Bridging the Domain Gap for Ground-to-Aerial Image Matching

Krishna Regmi, Mubarak Shah

Published: 2019, Last Modified: 14 May 2025ICCV 2019EveryoneRevisionsBibTeXCC BY-SA 4.0

Abstract: The visual entities in cross-view (e.g. ground and aerial) images exhibit drastic domain changes due to the differences in viewpoints each set of images is captured from. Existing state-of-the-art methods address the problem by learning view-invariant images descriptors. We propose a novel method for solving this task by exploiting the generative powers of conditional GANs to synthesize an aerial representation of a ground-level panorama query and use it to minimize the domain gap between the two views.
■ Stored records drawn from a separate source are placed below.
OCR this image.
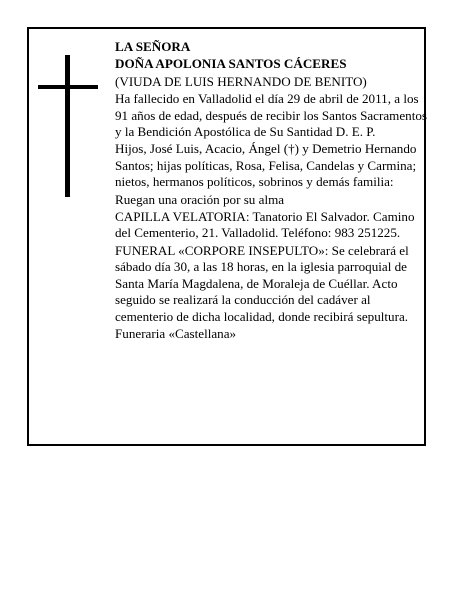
LA SEÑORA

DOÑA APOLONIA SANTOS CÁCERES

(VIUDA DE LUIS HERNANDO DE BENITO)

Ha fallecido en Valladolid el día 29 de abril de 2011, a los 91 años de edad, después de recibir los Santos Sacramentos y la Bendición Apostólica de Su Santidad D. E. P.

Hijos, José Luis, Acacio, Ángel (†) y Demetrio Hernando Santos; hijas políticas, Rosa, Felisa, Candelas y Carmina; nietos, hermanos políticos, sobrinos y demás familia:

Ruegan una oración por su alma

CAPILLA VELATORIA: Tanatorio El Salvador. Camino del Cementerio, 21. Valladolid. Teléfono: 983 251225.

FUNERAL «CORPORE INSEPULTO»: Se celebrará el sábado día 30, a las 18 horas, en la iglesia parroquial de Santa María Magdalena, de Moraleja de Cuéllar. Acto seguido se realizará la conducción del cadáver al cementerio de dicha localidad, donde recibirá sepultura.

Funeraria «Castellana»
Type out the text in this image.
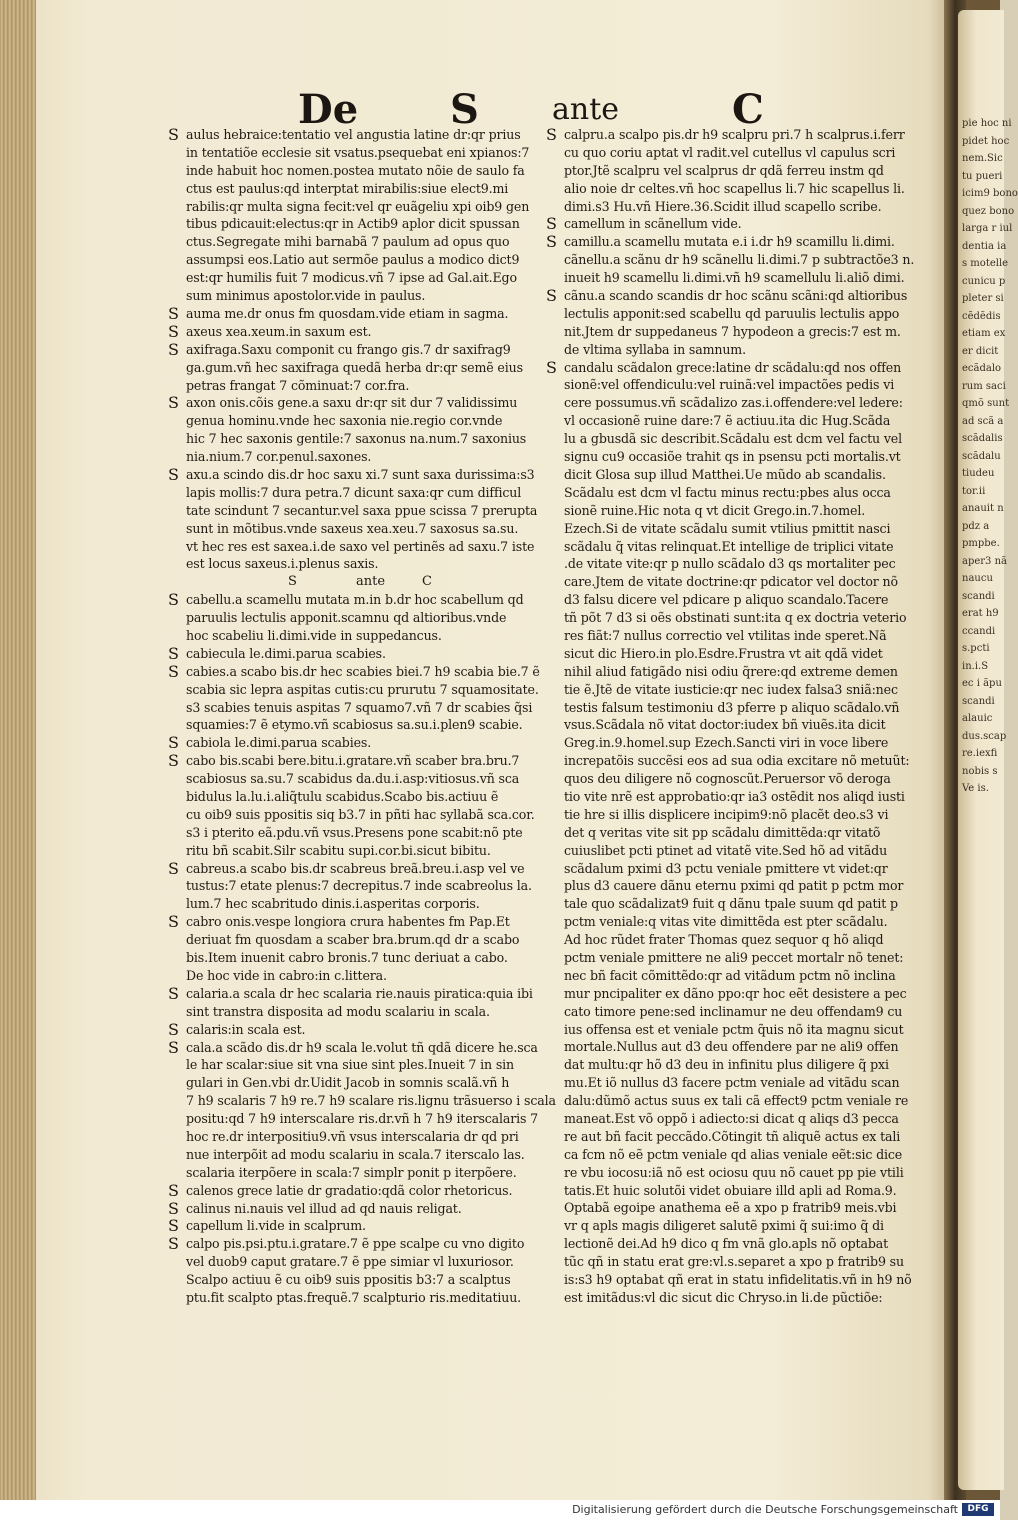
pie hoc ni
pidet hoc
nem.Sic
tu pueri
icim9 bono
quez bono
larga r iul
dentia ia
s motelle
cunicu p
pleter si
cẽdẽdis
etiam ex
er dicit
ecãdalo
rum saci
qmõ sunt
ad scã a
scãdalis
scãdalu
tiudeu
tor.ii
anauit n
pdz a
pmpbe.
aper3 nã
naucu
scandi
erat h9
ccandi
s.pcti
in.i.S
ec i ãpu
scandi
alauic
dus.scap
re.iexfi
nobis s
Ve is.
De S ante	C
S aulus hebraice:tentatio vel angustia latine dr:qr prius
in tentatiõe ecclesie sit vsatus.psequebat eni xpianos:7
inde habuit hoc nomen.postea mutato nõie de saulo fa
ctus est paulus:qd interptat mirabilis:siue elect9.mi
rabilis:qr multa signa fecit:vel qr euãgeliu xpi oib9 gen
tibus pdicauit:electus:qr in Actib9 aplor dicit spussan
ctus.Segregate mihi barnabã 7 paulum ad opus quo
assumpsi eos.Latio aut sermõe paulus a modico dict9
est:qr humilis fuit 7 modicus.vñ 7 ipse ad Gal.ait.Ego
sum minimus apostolor.vide in paulus.
S auma me.dr onus fm quosdam.vide etiam in sagma.
S axeus xea.xeum.in saxum est.
S axifraga.Saxu componit cu frango gis.7 dr saxifrag9
ga.gum.vñ hec saxifraga quedã herba dr:qr semẽ eius
petras frangat 7 cõminuat:7 cor.fra.
S axon onis.cõis gene.a saxu dr:qr sit dur 7 validissimu
genua hominu.vnde hec saxonia nie.regio cor.vnde
hic 7 hec saxonis gentile:7 saxonus na.num.7 saxonius
nia.nium.7 cor.penul.saxones.
S axu.a scindo dis.dr hoc saxu xi.7 sunt saxa durissima:s3
lapis mollis:7 dura petra.7 dicunt saxa:qr cum difficul
tate scindunt 7 secantur.vel saxa ppue scissa 7 prerupta
sunt in mõtibus.vnde saxeus xea.xeu.7 saxosus sa.su.
vt hec res est saxea.i.de saxo vel pertinẽs ad saxu.7 iste
est locus saxeus.i.plenus saxis.
S	ante	C
S cabellu.a scamellu mutata m.in b.dr hoc scabellum qd
paruulis lectulis apponit.scamnu qd altioribus.vnde
hoc scabeliu li.dimi.vide in suppedancus.
S cabiecula le.dimi.parua scabies.
S cabies.a scabo bis.dr hec scabies biei.7 h9 scabia bie.7 ẽ
scabia sic lepra aspitas cutis:cu prurutu 7 squamositate.
s3 scabies tenuis aspitas 7 squamo7.vñ 7 dr scabies q̃si
squamies:7 ẽ etymo.vñ scabiosus sa.su.i.plen9 scabie.
S cabiola le.dimi.parua scabies.
S cabo bis.scabi bere.bitu.i.gratare.vñ scaber bra.bru.7
scabiosus sa.su.7 scabidus da.du.i.asp:vitiosus.vñ sca
bidulus la.lu.i.aliq̃tulu scabidus.Scabo bis.actiuu ẽ
cu oib9 suis ppositis siq b3.7 in pñti hac syllabã sca.cor.
s3 i pterito eã.pdu.vñ vsus.Presens pone scabit:nõ pte
ritu bñ scabit.Silr scabitu supi.cor.bi.sicut bibitu.
S cabreus.a scabo bis.dr scabreus breã.breu.i.asp vel ve
tustus:7 etate plenus:7 decrepitus.7 inde scabreolus la.
lum.7 hec scabritudo dinis.i.asperitas corporis.
S cabro onis.vespe longiora crura habentes fm Pap.Et
deriuat fm quosdam a scaber bra.brum.qd dr a scabo
bis.Item inuenit cabro bronis.7 tunc deriuat a cabo.
De hoc vide in cabro:in c.littera.
S calaria.a scala dr hec scalaria rie.nauis piratica:quia ibi
sint transtra disposita ad modu scalariu in scala.
S calaris:in scala est.
S cala.a scãdo dis.dr h9 scala le.volut tñ qdã dicere he.sca
le har scalar:siue sit vna siue sint ples.Inueit 7 in sin
gulari in Gen.vbi dr.Uidit Jacob in somnis scalã.vñ h
7 h9 scalaris 7 h9 re.7 h9 scalare ris.lignu trãsuerso i scala
positu:qd 7 h9 interscalare ris.dr.vñ h 7 h9 iterscalaris 7
hoc re.dr interpositiu9.vñ vsus interscalaria dr qd pri
nue interpõit ad modu scalariu in scala.7 iterscalo las.
scalaria iterpõere in scala:7 simplr ponit p iterpõere.
S calenos grece latie dr gradatio:qdã color rhetoricus.
S calinus ni.nauis vel illud ad qd nauis religat.
S capellum li.vide in scalprum.
S calpo pis.psi.ptu.i.gratare.7 ẽ ppe scalpe cu vno digito
vel duob9 caput gratare.7 ẽ ppe simiar vl luxuriosor.
Scalpo actiuu ẽ cu oib9 suis ppositis b3:7 a scalptus
ptu.fit scalpto ptas.frequẽ.7 scalpturio ris.meditatiuu.
S calpru.a scalpo pis.dr h9 scalpru pri.7 h scalprus.i.ferr
cu quo coriu aptat vl radit.vel cutellus vl capulus scri
ptor.Jtẽ scalpru vel scalprus dr qdã ferreu instm qd
alio noie dr celtes.vñ hoc scapellus li.7 hic scapellus li.
dimi.s3 Hu.vñ Hiere.36.Scidit illud scapello scribe.
S camellum in scãnellum vide.
S camillu.a scamellu mutata e.i i.dr h9 scamillu li.dimi.
cãnellu.a scãnu dr h9 scãnellu li.dimi.7 p subtractõe3 n.
inueit h9 scamellu li.dimi.vñ h9 scamellulu li.aliõ dimi.
S cãnu.a scando scandis dr hoc scãnu scãni:qd altioribus
lectulis apponit:sed scabellu qd paruulis lectulis appo
nit.Jtem dr suppedaneus 7 hypodeon a grecis:7 est m.
de vltima syllaba in samnum.
S candalu scãdalon grece:latine dr scãdalu:qd nos offen
sionẽ:vel offendiculu:vel ruinã:vel impactões pedis vi
cere possumus.vñ scãdalizo zas.i.offendere:vel ledere:
vl occasionẽ ruine dare:7 ẽ actiuu.ita dic Hug.Scãda
lu a gbusdã sic describit.Scãdalu est dcm vel factu vel
signu cu9 occasiõe trahit qs in psensu pcti mortalis.vt
dicit Glosa sup illud Matthei.Ue mũdo ab scandalis.
Scãdalu est dcm vl factu minus rectu:pbes alus occa
sionẽ ruine.Hic nota q vt dicit Grego.in.7.homel.
Ezech.Si de vitate scãdalu sumit vtilius pmittit nasci
scãdalu q̃ vitas relinquat.Et intellige de triplici vitate
.de vitate vite:qr p nullo scãdalo d3 qs mortaliter pec
care.Jtem de vitate doctrine:qr pdicator vel doctor nõ
d3 falsu dicere vel pdicare p aliquo scandalo.Tacere
tñ põt 7 d3 si oẽs obstinati sunt:ita q ex doctria veterio
res fiãt:7 nullus correctio vel vtilitas inde speret.Nã
sicut dic Hiero.in plo.Esdre.Frustra vt ait qdã videt
nihil aliud fatigãdo nisi odiu q̃rere:qd extreme demen
tie ẽ.Jtẽ de vitate iusticie:qr nec iudex falsa3 sniã:nec
testis falsum testimoniu d3 pferre p aliquo scãdalo.vñ
vsus.Scãdala nõ vitat doctor:iudex bñ viuẽs.ita dicit
Greg.in.9.homel.sup Ezech.Sancti viri in voce libere
increpatõis succẽsi eos ad sua odia excitare nõ metuũt:
quos deu diligere nõ cognoscũt.Peruersor võ deroga
tio vite nrẽ est approbatio:qr ia3 ostẽdit nos aliqd iusti
tie hre si illis displicere incipim9:nõ placẽt deo.s3 vi
det q veritas vite sit pp scãdalu dimittẽda:qr vitatõ
cuiuslibet pcti ptinet ad vitatẽ vite.Sed hõ ad vitãdu
scãdalum pximi d3 pctu veniale pmittere vt videt:qr
plus d3 cauere dãnu eternu pximi qd patit p pctm mor
tale quo scãdalizat9 fuit q dãnu tpale suum qd patit p
pctm veniale:q vitas vite dimittẽda est pter scãdalu.
Ad hoc rũdet frater Thomas quez sequor q hõ aliqd
pctm veniale pmittere ne ali9 peccet mortalr nõ tenet:
nec bñ facit cõmittẽdo:qr ad vitãdum pctm nõ inclina
mur pncipaliter ex dãno ppo:qr hoc eẽt desistere a pec
cato timore pene:sed inclinamur ne deu offendam9 cu
ius offensa est et veniale pctm q̃uis nõ ita magnu sicut
mortale.Nullus aut d3 deu offendere par ne ali9 offen
dat multu:qr hõ d3 deu in infinitu plus diligere q̃ pxi
mu.Et iõ nullus d3 facere pctm veniale ad vitãdu scan
dalu:dũmõ actus suus ex tali cã effect9 pctm veniale re
maneat.Est võ oppõ i adiecto:si dicat q aliqs d3 pecca
re aut bñ facit peccãdo.Cõtingit tñ aliquẽ actus ex tali
ca fcm nõ eẽ pctm veniale qd alias veniale eẽt:sic dice
re vbu iocosu:iã nõ est ociosu quu nõ cauet pp pie vtili
tatis.Et huic solutõi videt obuiare illd apli ad Roma.9.
Optabã egoipe anathema eẽ a xpo p fratrib9 meis.vbi
vr q apls magis diligeret salutẽ pximi q̃ sui:imo q̃ di
lectionẽ dei.Ad h9 dico q fm vnã glo.apls nõ optabat
tũc qñ in statu erat gre:vl.s.separet a xpo p fratrib9 su
is:s3 h9 optabat qñ erat in statu infidelitatis.vñ in h9 nõ
est imitãdus:vl dic sicut dic Chryso.in li.de pũctiõe:
Digitalisierung gefördert durch die Deutsche Forschungsgemeinschaft	DFG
The synthesized image being from the same view as the reference (target) image, helps the network to preserve important cues in aerial images following our Joint Feature Learning approach. We fuse the complementary features from a synthesized aerial image with the original ground-level panorama features to obtain a robust query representation. In addition, we employ multi-scale feature aggregation in order to preserve image representations at different scales useful for solving this complex task. Experimental results show that our proposed approach performs significantly better than the state-of-the-art methods on the challenging CVUSA dataset in terms of top-1 and top-1% retrieval accuracies. Furthermore, we evaluate the generalization of the proposed method for urban landscapes on our newly collected cross-view localization dataset with geo-reference information.